What is interesting is the last line in the player log for the second simulation, "Couldn't connect to trainer on port 5005 using API version 1.0.0. Will perform inference instead.". This is probably the cause of the error. The second job cant connect to the trainer and assumes inference only instead and this somehow also makes the first job fail.

vincentpierre commented 3 years ago

I do not know what is causing this. It could. be that both executables are trying to communicate on the same port and there is collision going on. you should try to play with the --base-port argument and make it different on both jobs.

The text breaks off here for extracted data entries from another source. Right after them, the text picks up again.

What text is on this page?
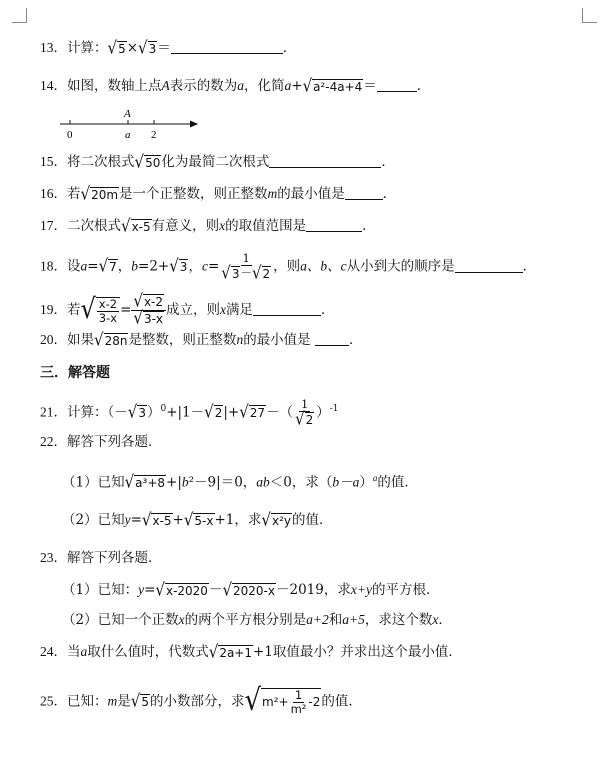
13．计算： √ 5 × √ 3 ＝	．
14．如图，数轴上点A表示的数为a，化简a+ √ a²-4a+4 ＝	．
A
0	a 2
15．将二次根式 √ 50 化为最简二次根式	．
16．若 √ 20m 是一个正整数，则正整数m的最小值是	．
17．二次根式 √ x-5 有意义，则x的取值范围是	．
18．设a= √ 7 ，b=2+ √ 3 ，$c= \frac{1}{√ 3 - √ 2}$ ，则a、b、c从小到大的顺序是	．
19．若 √ $\frac{x-2}{3-x} = \frac{√ x-2}{√ 3-x}$ 成立，则x满足	．
20．如果 √ 28n 是整数，则正整数n的最小值是	．
三．解答题
21．计算：（－ √ 3 ）$^0$+|1－ √ 2 |+ √ 27 －（ $\frac{1}{√ 2} )^{-1}$
22．解答下列各题．
（1）已知 √ a³+8 +|b²－9|＝0，ab＜0，求$(b-a)^a$的值．
（2）已知y= √ x-5 + √ 5-x +1，求 √ x²y 的值．
23．解答下列各题．
（1）已知：y= √ x-2020 － √ 2020-x －2019，求x+y的平方根．
（2）已知一个正数x的两个平方根分别是a+2和a+5，求这个数x．
24．当a取什么值时，代数式 √ 2a+1 +1取值最小？并求出这个最小值．
25．已知：m是 √ 5 的小数部分，求 √ $m^2+ \frac{1}{\text{m²}} -2$ 的值．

Tobblatzius commented 3 years ago

This actually seems to solve the issue, great! I specified an individual --base-port for each job i submitted. Thanks @vincentpierre!

github-actions[bot] commented 3 years ago

This thread has been automatically locked since there has not been any recent activity after it was closed. Please open a new issue for related bugs.